Anyone know where I can find a speed calculator to check those #'s for accuracy?

well, that figures.... Thier web site is gone. Sorry.


with the VSM. I'm just wondering, but if you get some air with the truck and there is no load on the engine. would it increse the speed of the tires and driveshafts and then give you an unacurate reading of speed? making that just a waste of money?
 
Last edited:
Originally posted by Error401
Gears, damn, that requires a calculator and stuff. Also, doing it that way is living in fantasy land. Get it on tape, and you got proof.

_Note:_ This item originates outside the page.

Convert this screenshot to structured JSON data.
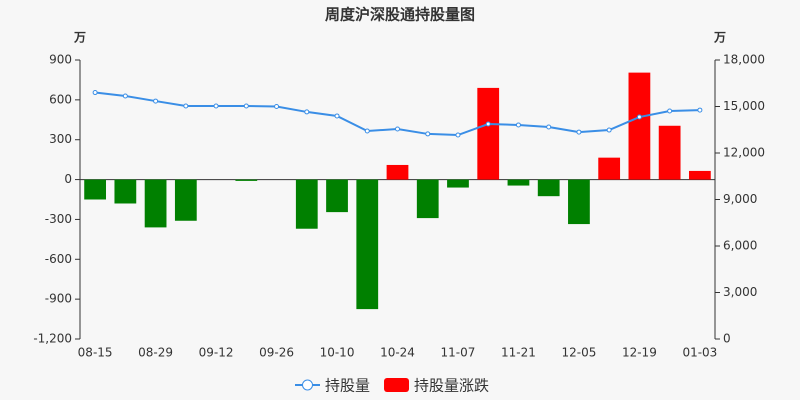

Ok That thing doesn't work real well cuz it says my savage will do 174 mph. Maybe I did something wrong. Here's a link

http://www.nitrorc.com/reference/gearfinder.asp
 
Bill dude no offense holmes but the picco 26 is only rated at 37000 rpm's man. Sorry to burst ur bubble man.
 
Its not stock.

Lets not get off topic folks.... I dont wanna screw up someone's else's topic.
 
Last edited:
What?? What about it is not stock Please tell me how I can squeeze that kind of RPM out of my Picco dude cuz I want it like yours. I mean with a gain of 6000 RPM I will kill all at the track. What did you have done.
 
I do my own port work. I have been doing one mod at a time, and testing them with the speed meter, and the digital tach.

There is more to getting the extra rpm from the engine in high gear, than just porting and tuning. Gearing, tires, inserts, air filters, tuned pipe mods, fuel, glow plugs.... the list goes on and on.
 
getting back on topic....

the link I posted on page one, was for a comany called PC-RC, and they made a fuel system with an electronic barrel valve, that was controlled by an ECM that read block temp, throttle position, and EGT. Someone bought out thier patent, or something, and they no longer sell them to the public.

I am guessing, you would just turn your needle settings out and the ECM would take over the fuel metering. It was a pretty wild set up. I wish I could get that web site to come up.... It was working the other night.

OS already builds FI air plane engines with an ECM that plugs into the reciever. I look for some RTR models to have EFI within the next 5 years.